Synopses & Reviews
A startling novel by the leading writer of the new South AfricaIn The Heart of Redness -- shortlisted for the prestigious Commonwealth Writers Prize -- Zakes Mda sets a story of South African village life against a notorious episode from the country's past. The result is a novel of great scope and deep human feeling, of passion and reconciliation.
As the novel opens Camugu, who left for America during apartheid, has returned to Johannesburg. Disillusioned by the problems of the new democracy, he follows his "famous lust" to Qolorha on the remote Eastern Cape. There in the nineteenth century a teenage prophetess named Nonqawuse commanded the Xhosa people to kill their cattle and burn their crops, promising that once they did so the spirits of their ancestors would rise and drive the occupying English into the ocean. The failed prophecy split the Xhosa into Believers and Unbelievers, dividing brother from brother, wife from husband, with devastating consequences.
One hundred fifty years later, the two groups' decendants are at odds over plans to build a vast casino and tourist resort in the village, and Camugu is soon drawn into their heritage and their future -- and into a bizarre love triangle as well.

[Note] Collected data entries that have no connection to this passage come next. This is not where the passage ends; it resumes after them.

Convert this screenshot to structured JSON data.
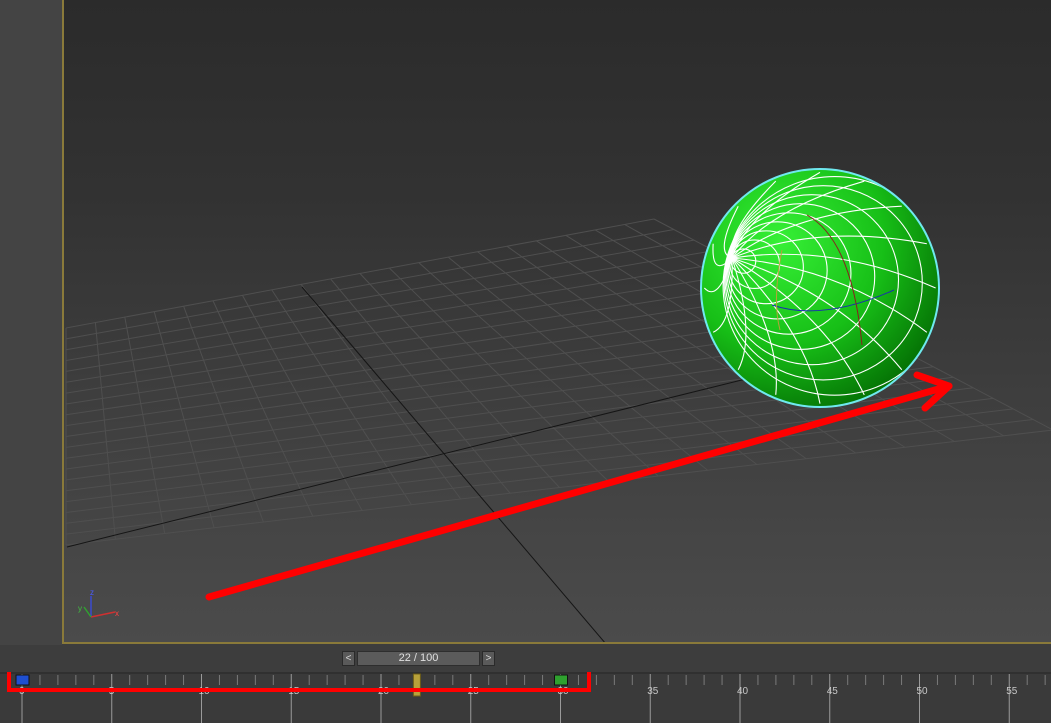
{
  "viewport": {
    "axis_labels": {
      "x": "x",
      "y": "y",
      "z": "z"
    }
  },
  "time_slider": {
    "prev_label": "<",
    "next_label": ">",
    "frame_display": "22 / 100",
    "current_frame": 22,
    "total_frames": 100
  },
  "timeline": {
    "tick_labels": [
      "0",
      "5",
      "10",
      "15",
      "20",
      "25",
      "30",
      "35",
      "40",
      "45",
      "50",
      "55"
    ],
    "keyframes": [
      0,
      30
    ],
    "colors": {
      "keyframe_a": "#1f4fd0",
      "keyframe_b": "#2fa12f",
      "playhead": "#b8a13a"
    }
  },
  "annotations": {
    "arrow_color": "#ff0000",
    "highlight_color": "#ff0000"
  },
  "object": {
    "color": "#1ec81e",
    "selection_outline": "#6fe9ef"
  }
}
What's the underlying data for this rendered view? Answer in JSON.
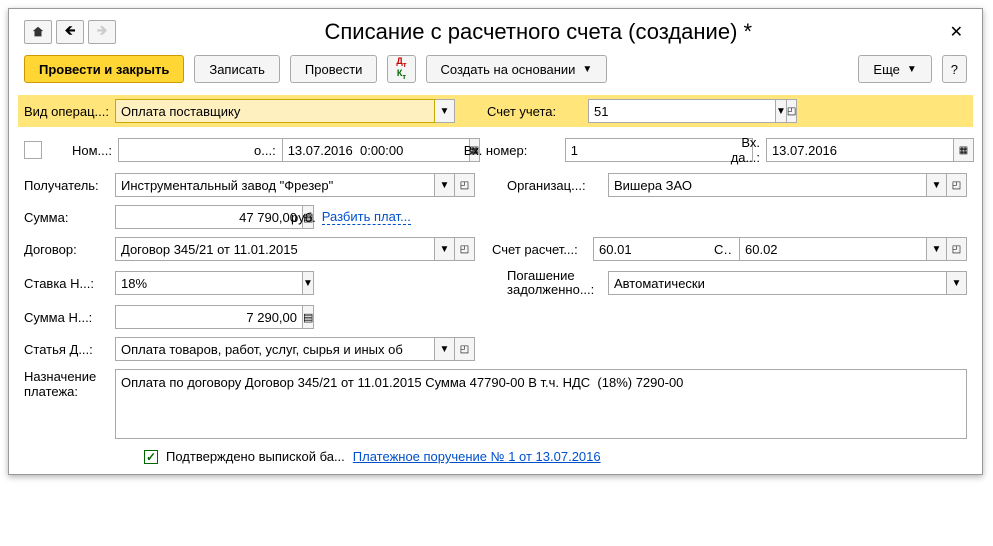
{
  "title": "Списание с расчетного счета (создание) *",
  "toolbar": {
    "post_close": "Провести и закрыть",
    "save": "Записать",
    "post": "Провести",
    "create_based": "Создать на основании",
    "more": "Еще",
    "help": "?"
  },
  "fields": {
    "op_type_label": "Вид операц...:",
    "op_type": "Оплата поставщику",
    "account_label": "Счет учета:",
    "account": "51",
    "num_label": "Ном...:",
    "num": "",
    "from_label": "о...:",
    "date": "13.07.2016  0:00:00",
    "in_num_label": "Вх. номер:",
    "in_num": "1",
    "in_date_label": "Вх. да...:",
    "in_date": "13.07.2016",
    "recipient_label": "Получатель:",
    "recipient": "Инструментальный завод \"Фрезер\"",
    "org_label": "Организац...:",
    "org": "Вишера ЗАО",
    "sum_label": "Сумма:",
    "sum": "47 790,00",
    "currency": "руб.",
    "split_link": "Разбить плат...",
    "contract_label": "Договор:",
    "contract": "Договор 345/21 от 11.01.2015",
    "acct_calc_label": "Счет расчет...:",
    "acct_calc": "60.01",
    "acct_adv_label": "Счет аван...:",
    "acct_adv": "60.02",
    "vat_rate_label": "Ставка Н...:",
    "vat_rate": "18%",
    "debt_label1": "Погашение",
    "debt_label2": "задолженно...:",
    "debt": "Автоматически",
    "vat_sum_label": "Сумма Н...:",
    "vat_sum": "7 290,00",
    "cf_item_label": "Статья Д...:",
    "cf_item": "Оплата товаров, работ, услуг, сырья и иных об",
    "purpose_label1": "Назначение",
    "purpose_label2": "платежа:",
    "purpose": "Оплата по договору Договор 345/21 от 11.01.2015 Сумма 47790-00 В т.ч. НДС  (18%) 7290-00",
    "confirmed": "Подтверждено выпиской ба...",
    "doc_link": "Платежное поручение № 1 от 13.07.2016"
  }
}
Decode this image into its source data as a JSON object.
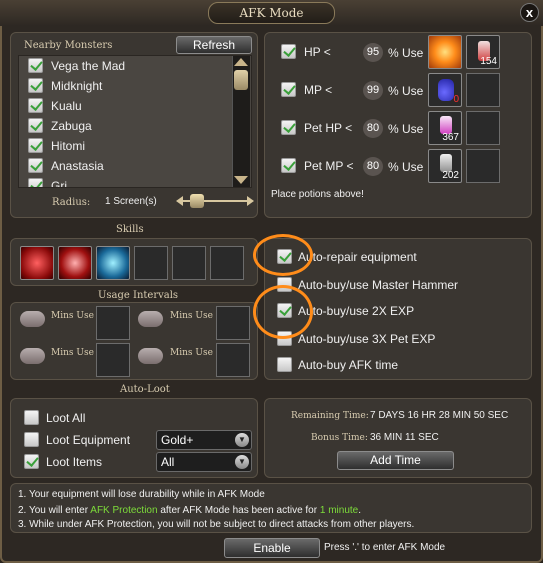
{
  "window": {
    "title": "AFK Mode",
    "close": "x"
  },
  "monsters": {
    "caption": "Nearby Monsters",
    "refresh": "Refresh",
    "list": [
      "Vega the Mad",
      "Midknight",
      "Kualu",
      "Zabuga",
      "Hitomi",
      "Anastasia",
      "Gri..."
    ],
    "radius_label": "Radius:",
    "radius_value": "1 Screen(s)"
  },
  "potions": {
    "rows": [
      {
        "label": "HP <",
        "value": "95",
        "unit": "% Use",
        "count": "154"
      },
      {
        "label": "MP <",
        "value": "99",
        "unit": "% Use",
        "count": "0"
      },
      {
        "label": "Pet HP <",
        "value": "80",
        "unit": "% Use",
        "count": "367"
      },
      {
        "label": "Pet MP <",
        "value": "80",
        "unit": "% Use",
        "count": "202"
      }
    ],
    "hint": "Place potions above!"
  },
  "skills": {
    "caption": "Skills",
    "intervals_caption": "Usage Intervals",
    "mins": [
      "Mins Use",
      "Mins Use",
      "Mins Use",
      "Mins Use"
    ]
  },
  "options": {
    "items": [
      {
        "label": "Auto-repair equipment",
        "checked": true
      },
      {
        "label": "Auto-buy/use Master Hammer",
        "checked": false
      },
      {
        "label": "Auto-buy/use 2X EXP",
        "checked": true
      },
      {
        "label": "Auto-buy/use 3X Pet EXP",
        "checked": false
      },
      {
        "label": "Auto-buy AFK time",
        "checked": false
      }
    ]
  },
  "loot": {
    "caption": "Auto-Loot",
    "all": "Loot All",
    "equipment": "Loot Equipment",
    "equipment_select": "Gold+",
    "items": "Loot Items",
    "items_select": "All"
  },
  "time": {
    "remaining_label": "Remaining Time:",
    "remaining_value": "7 DAYS 16 HR 28 MIN 50 SEC",
    "bonus_label": "Bonus Time:",
    "bonus_value": "36 MIN 11 SEC",
    "add": "Add Time"
  },
  "notes": {
    "line1": "1. Your equipment will lose durability while in AFK Mode",
    "line2_a": "2. You will enter ",
    "line2_b": "AFK Protection",
    "line2_c": " after AFK Mode has been active for ",
    "line2_d": "1 minute",
    "line2_e": ".",
    "line3": "3. While under AFK Protection, you will not be subject to direct attacks from other players."
  },
  "footer": {
    "enable": "Enable",
    "hint": "Press '.' to enter AFK Mode"
  },
  "colors": {
    "accent": "#ff8c1a",
    "check": "#3aa03a",
    "note_green": "#7ddc3a"
  }
}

The Heart of Redness is a seamless weave of history, myth, and realist fiction. It is, arguably, the first great novel of the new South Africa -- a triumph of imaginative and historical writing.
Review
"[R]ichly suggestive....Mda's sympathies are with the Believers, but his eminent fairness forbids mere didacticism, and his joy in the back and forth of village politics beautifully communicates itself to the reader through poetic language enlivened by humor and irony." Publishers Weekly
Review
"[A] new kind of novel: one that combines Gabriel Garcia Marquez's magic realism and political astuteness with satire, social realism and a critical re-examination of the South African past....Reflecting the startling contrasts in such a world, tender humor and brutal violence vie with each other in Mda's pages, as do vibrant life and sudden death. The struggle between them creates an energetic and refreshing literature for a country still coming to terms with both the new and the old." Tony Eprile, The New York Times Book Review
Synopsis
Camugu, recently returned to Johannesburg and disillusioned by the new democracy, moves to the remote Eastern Cape. There in the nineteenth century a teenage prophetess commanded the Xhosa people to kill their cattle and burn their crops, promising that the spirits of their ancestors would rise and drive the English into the ocean. The failed prophecy split the people in two, with devastating consequences. One hundred and fifty years later, the two groups decendants are at odds over plans to build a vast casino and tourist resort, and Camugu is soon drawn into their heritage and their future—and into a bizarre love triangle as well.
About the Author
Zakes Mda, a novelist and playwright, has received every major South African prize for his work. Born in 1948, he has been a visiting professor at Yale and the University of Vermont. He is writer-in-residence at the Market Theatre, Johannesburg. His previous novel, Ways of Dying, is available from Picador.